Gombe Stream National Park

Gombe Stream National Park

Overview

Nestled on the north-eastern shore of Africa’s deepest and longest freshwater lake, Lake Tanganyika, abutting the border of Burundi is the Gombe Stream National Park. Covering an area of barely 52 sq km (20 sq miles) it is Tanzania's smallest national park, but famed as Jane Goodall territory who brought the park into the limelight from wild obscurity with her pioneering research on chimpanzees. The landscape of the park is characterized by steep valleys, streams, and rivers with the vegetation being a blend of evergreen tropical rainforests, semi-deciduous forests, to grasslands to alpine bamboos which give ample frolicking space for various primate species inhabiting the park ranging from colobus monkeys, vervet monkeys, beachcomber olive baboons, and red-tailed monkeys.
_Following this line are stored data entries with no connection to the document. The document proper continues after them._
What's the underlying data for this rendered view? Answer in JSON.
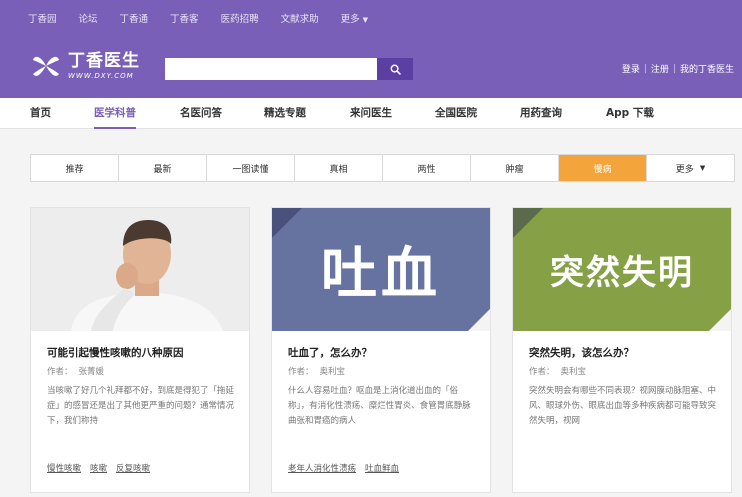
{
  "topnav": {
    "items": [
      "丁香园",
      "论坛",
      "丁香通",
      "丁香客",
      "医药招聘",
      "文献求助",
      "更多"
    ]
  },
  "header": {
    "logo_name": "丁香医生",
    "logo_url": "WWW.DXY.COM",
    "search_placeholder": "",
    "account": [
      "登录",
      "注册",
      "我的丁香医生"
    ],
    "colors": {
      "brand": "#7a5fb8",
      "search_button": "#5b3fa3"
    }
  },
  "mainnav": {
    "items": [
      "首页",
      "医学科普",
      "名医问答",
      "精选专题",
      "来问医生",
      "全国医院",
      "用药查询",
      "App 下载"
    ],
    "active_index": 1
  },
  "cattabs": {
    "items": [
      "推荐",
      "最新",
      "一图读懂",
      "真相",
      "两性",
      "肿瘤",
      "慢病",
      "更多"
    ],
    "active_index": 6,
    "active_color": "#f3a43a"
  },
  "cards": [
    {
      "image": {
        "kind": "photo",
        "subject": "man coughing"
      },
      "title": "可能引起慢性咳嗽的八种原因",
      "author_label": "作者：",
      "author": "张菁媛",
      "desc": "当咳嗽了好几个礼拜都不好，到底是得犯了「拖延症」的感冒还是出了其他更严重的问题？通常情况下，我们称持",
      "tags": [
        "慢性咳嗽",
        "咳嗽",
        "反复咳嗽"
      ]
    },
    {
      "image": {
        "kind": "banner",
        "text": "吐血",
        "bg": "#6673a0"
      },
      "title": "吐血了，怎么办？",
      "author_label": "作者：",
      "author": "奥利宝",
      "desc": "什么人容易吐血？呕血是上消化道出血的「俗称」，有消化性溃疡、糜烂性胃炎、食管胃底静脉曲张和胃癌的病人",
      "tags": [
        "老年人消化性溃疡",
        "吐血鲜血"
      ]
    },
    {
      "image": {
        "kind": "banner",
        "text": "突然失明",
        "bg": "#86a045"
      },
      "title": "突然失明，该怎么办？",
      "author_label": "作者：",
      "author": "奥利宝",
      "desc": "突然失明会有哪些不同表现？视网膜动脉阻塞、中风、眼球外伤、眼底出血等多种疾病都可能导致突然失明，视网",
      "tags": []
    }
  ]
}
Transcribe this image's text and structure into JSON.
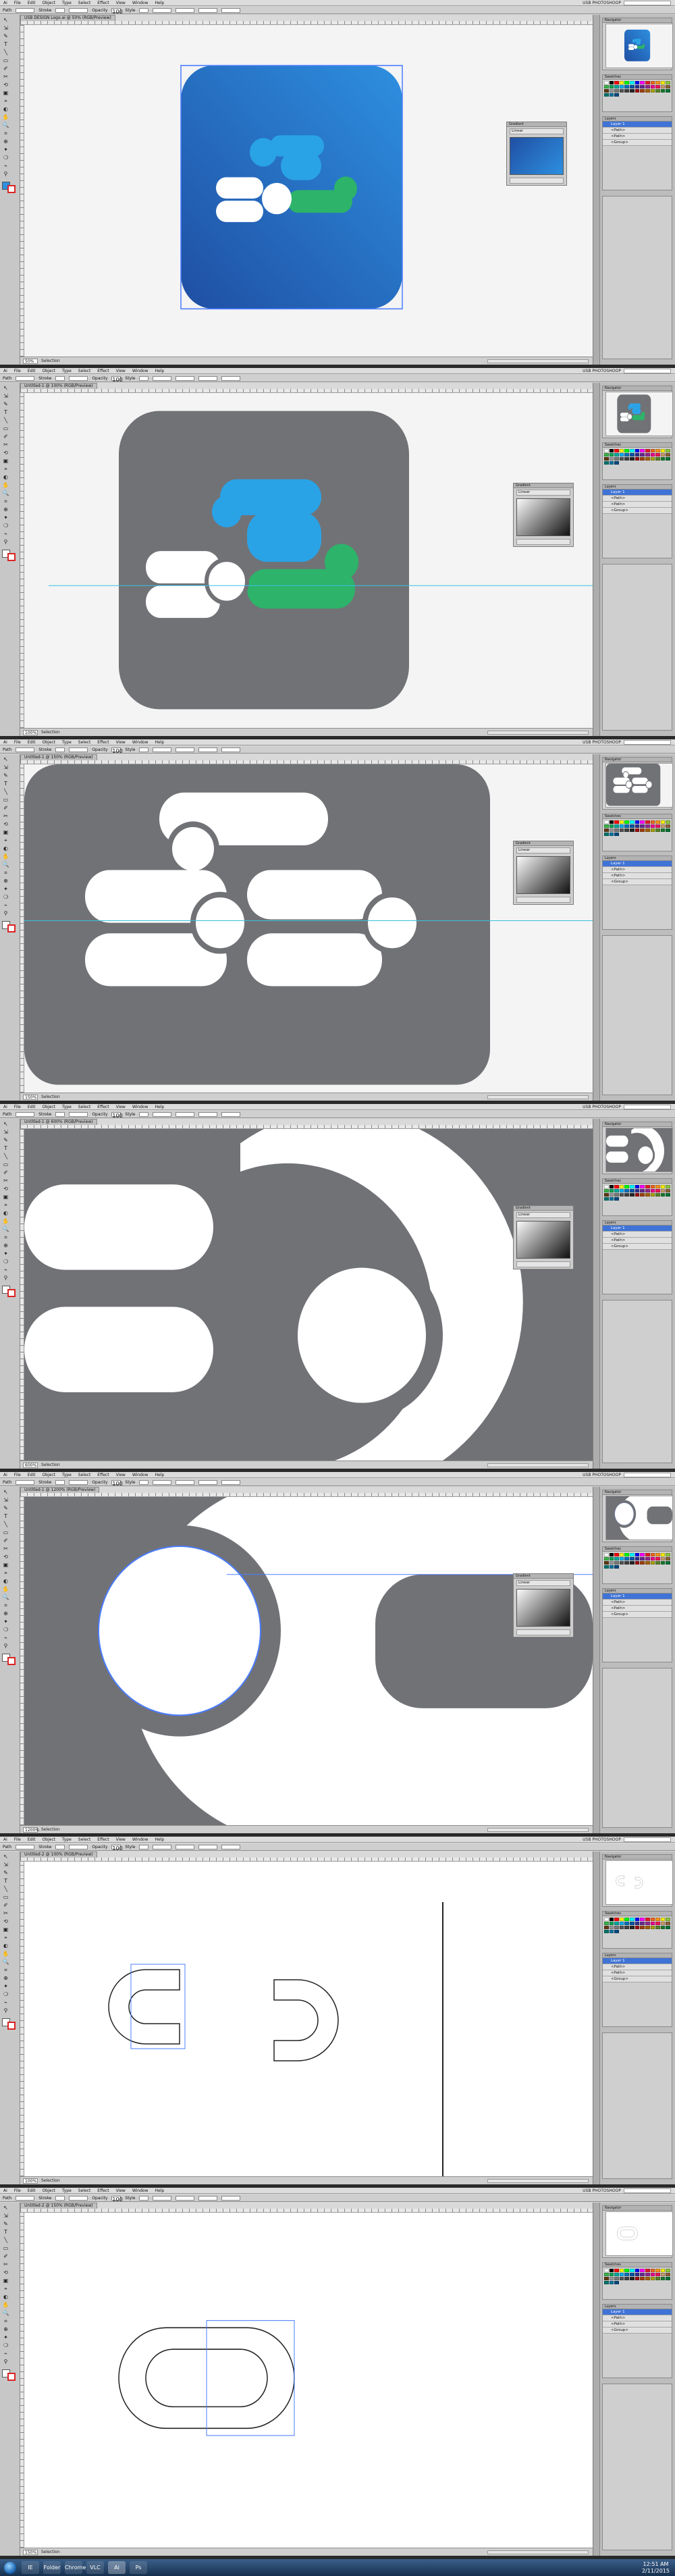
{
  "app": {
    "workspace_label": "USB PHOTOSHOOP",
    "menu": [
      "Ai",
      "File",
      "Edit",
      "Object",
      "Type",
      "Select",
      "Effect",
      "View",
      "Window",
      "Help"
    ]
  },
  "control_bar": {
    "selection_label": "Path",
    "stroke_label": "Stroke",
    "opacity_label": "Opacity",
    "opacity_value": "100",
    "style_label": "Style"
  },
  "panels": [
    {
      "tab": "USB DESIGN Logo.ai @ 50% (RGB/Preview)",
      "zoom": "50%",
      "status": "Selection",
      "state": "logo-full",
      "float": true
    },
    {
      "tab": "Untitled-1 @ 100% (RGB/Preview)",
      "zoom": "100%",
      "status": "Selection",
      "state": "gray-logo",
      "float": true
    },
    {
      "tab": "Untitled-1 @ 150% (RGB/Preview)",
      "zoom": "150%",
      "status": "Selection",
      "state": "gray-zoom",
      "float": true
    },
    {
      "tab": "Untitled-1 @ 600% (RGB/Preview)",
      "zoom": "600%",
      "status": "Selection",
      "state": "gray-macro",
      "float": true
    },
    {
      "tab": "Untitled-1 @ 1200% (RGB/Preview)",
      "zoom": "1200%",
      "status": "Selection",
      "state": "circle-macro",
      "float": true
    },
    {
      "tab": "Untitled-2 @ 100% (RGB/Preview)",
      "zoom": "100%",
      "status": "Selection",
      "state": "u-outline",
      "float": false
    },
    {
      "tab": "Untitled-2 @ 150% (RGB/Preview)",
      "zoom": "150%",
      "status": "Selection",
      "state": "pill-outline",
      "float": false
    }
  ],
  "dock": {
    "navigator_label": "Navigator",
    "swatches_label": "Swatches",
    "layers_label": "Layers",
    "layer_names": [
      "Layer 1",
      "<Path>",
      "<Path>",
      "<Group>"
    ],
    "gradient_label": "Gradient",
    "gradient_type": "Linear"
  },
  "taskbar": {
    "time": "12:51 AM",
    "date": "2/11/2015",
    "apps": [
      "IE",
      "Folder",
      "Chrome",
      "VLC",
      "Ai",
      "Ps"
    ]
  },
  "colors": {
    "logo_blue_dark": "#1f4fa3",
    "logo_blue_light": "#2e8fe0",
    "accent_cyan": "#2aa3e6",
    "accent_green": "#2db36a",
    "artboard_gray": "#717276",
    "selection_blue": "#4a7cff"
  }
}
The park is a sanctuary for nearly 200 species of avifauna and you can spot Bushbucks and bush pigs once in a while, but what’s makes the park really coveted is the opportunity to watch the chimpanzees in their natural habitat. The rugged terrain provides good hiking opportunities and you can also undertake guided walking safaris deep into the dense forests and watch the primates out and about early in the day. Bear in mind the chimpanzees are friendly but you would be better served to not get too close especially to the baboons. The fresh water of Lake Tanganyika offers a relaxing ambience and are equally inviting for swimming, sailing and snorkelling activities without the fear of being ambushed by a hippo or a crocodile.